Over the next 18 years, he worked as a purchasing agent and project manager for several manufacturing companies. New opportunities took Frank, Darla and their three sons on a tour of the Rust Belt; they eventually landed in South Bend, Indiana. But in 1989 Frank became one of the many casualties of the collapse of the manufacturing industry across the region. Over the next few years he could find only temporary work, and by 1992 his family had lost their home, and his oldest son was about to start college.
Lying in bed one night, Frank heard a voice. It reminded him, in less than polite terms, that he used to cut hair on a college campus and now lived a mile from one of the most famous universities in the country. He should go to Notre Dame and offer to cut hair, the voice said.
Frank acknowledges that this story sounds far-fetched. Still, the next morning he headed to Notre Dame in search of a job. He was told the school already had a barber — Joe D’Angelo, affectionately known on campus as ROTC Joe. Frank visited the LaFortune barbershop, and D’Angelo shared his secret: He was planning to retire. In June 1992, more than 30 years after he finished barber school, Frank Franco succeeded ROTC Joe as Notre Dame’s on-campus barber.
“I’ve always heard that Notre Dame kind of calls its people,” Frank says. “And there it was.”
As a barber, Frank is efficient and old-fashioned, not eager to help a customer find his new look. His definition of a haircut: “As is, but shorter; exactly as it is, but shorter.”
The pictures on the walls reveal his passions — his family, popes, the motorcycles he used to ride, Notre Dame. The amateur photographer has shot hundreds of photos of campus. “My wife asks me, ‘How many different pictures do you need of the Dome?’” he says. “Well, the Dome looks different every day — according to the lighting, according to the season.”

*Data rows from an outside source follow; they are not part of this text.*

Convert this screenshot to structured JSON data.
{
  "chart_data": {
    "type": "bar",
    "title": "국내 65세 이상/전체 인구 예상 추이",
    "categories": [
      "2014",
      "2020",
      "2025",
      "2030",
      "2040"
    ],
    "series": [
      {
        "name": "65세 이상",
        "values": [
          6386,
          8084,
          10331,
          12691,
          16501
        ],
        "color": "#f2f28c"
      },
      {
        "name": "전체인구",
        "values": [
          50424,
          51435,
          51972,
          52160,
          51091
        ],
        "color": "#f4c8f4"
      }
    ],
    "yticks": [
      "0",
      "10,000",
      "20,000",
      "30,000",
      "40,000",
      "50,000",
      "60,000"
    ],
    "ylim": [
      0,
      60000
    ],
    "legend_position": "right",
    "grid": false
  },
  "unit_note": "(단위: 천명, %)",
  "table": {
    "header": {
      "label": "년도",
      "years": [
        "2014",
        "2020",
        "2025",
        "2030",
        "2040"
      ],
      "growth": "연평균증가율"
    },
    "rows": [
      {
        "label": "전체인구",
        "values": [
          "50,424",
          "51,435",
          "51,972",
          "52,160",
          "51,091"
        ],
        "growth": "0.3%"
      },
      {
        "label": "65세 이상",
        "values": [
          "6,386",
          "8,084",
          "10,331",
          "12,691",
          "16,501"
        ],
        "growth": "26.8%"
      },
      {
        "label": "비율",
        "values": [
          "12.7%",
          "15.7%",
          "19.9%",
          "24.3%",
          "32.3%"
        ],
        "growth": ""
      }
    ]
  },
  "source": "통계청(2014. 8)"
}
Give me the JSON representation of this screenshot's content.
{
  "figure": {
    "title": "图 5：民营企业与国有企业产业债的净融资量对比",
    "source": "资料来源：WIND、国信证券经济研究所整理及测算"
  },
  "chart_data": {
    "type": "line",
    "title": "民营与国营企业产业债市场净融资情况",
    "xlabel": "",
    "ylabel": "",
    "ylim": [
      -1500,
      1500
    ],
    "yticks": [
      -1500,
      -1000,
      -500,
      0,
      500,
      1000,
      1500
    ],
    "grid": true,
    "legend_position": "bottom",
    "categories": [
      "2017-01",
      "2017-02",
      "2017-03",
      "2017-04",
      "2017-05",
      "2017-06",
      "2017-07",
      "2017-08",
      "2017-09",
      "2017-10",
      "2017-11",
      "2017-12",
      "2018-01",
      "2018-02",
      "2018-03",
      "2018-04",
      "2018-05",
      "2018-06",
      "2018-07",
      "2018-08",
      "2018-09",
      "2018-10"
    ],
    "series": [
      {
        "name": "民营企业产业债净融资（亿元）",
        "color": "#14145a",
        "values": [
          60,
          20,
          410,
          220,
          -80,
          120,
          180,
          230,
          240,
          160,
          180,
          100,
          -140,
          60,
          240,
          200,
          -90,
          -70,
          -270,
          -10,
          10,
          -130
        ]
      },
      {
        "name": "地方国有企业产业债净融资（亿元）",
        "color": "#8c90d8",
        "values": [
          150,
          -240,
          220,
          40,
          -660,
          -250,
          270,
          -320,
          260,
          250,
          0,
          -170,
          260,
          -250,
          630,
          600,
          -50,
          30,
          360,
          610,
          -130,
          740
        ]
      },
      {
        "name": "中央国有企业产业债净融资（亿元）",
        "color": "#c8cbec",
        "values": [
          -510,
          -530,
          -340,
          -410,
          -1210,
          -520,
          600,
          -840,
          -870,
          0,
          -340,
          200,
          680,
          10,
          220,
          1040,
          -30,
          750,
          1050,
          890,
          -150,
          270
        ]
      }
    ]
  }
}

His business is mostly students, and he’s had some notable regulars. He claims to be the architect of the memorable flattop belonging to former star fullback Marc Edwards ’97. Staff members and Holy Cross priests come, too. I arrived early one afternoon last year to find Father Edward A. “Monk” Malloy, CSC, in the chair, chatting with Frank like old friends.
Monk’s predecessor as president also went to Frank. Father Theodore Hesburgh, CSC, would ask the barber about his most recent motorcycle trip, where he rode and how fast. Last year, when Father Ted died, Frank got a surprising call. He was on a list of the legendary priest’s close friends and was invited to all of the week’s events. He was astounded and touched by the gesture.
Cutting hair was supposed to be a means to an end, but Frank has now spent more time working as a barber than he did in manufacturing. And he’s glad. He loves working at Notre Dame and says he plans to run the shop “as long as I’m standing, and as long as they don’t kick me out.”
As long as Frank’s still there, I’ll head to the basement of LaFortune every few months for a trim, a chat and a welcome dose of nostalgia.
Kevin Brennan is the alumni editor of this magazine.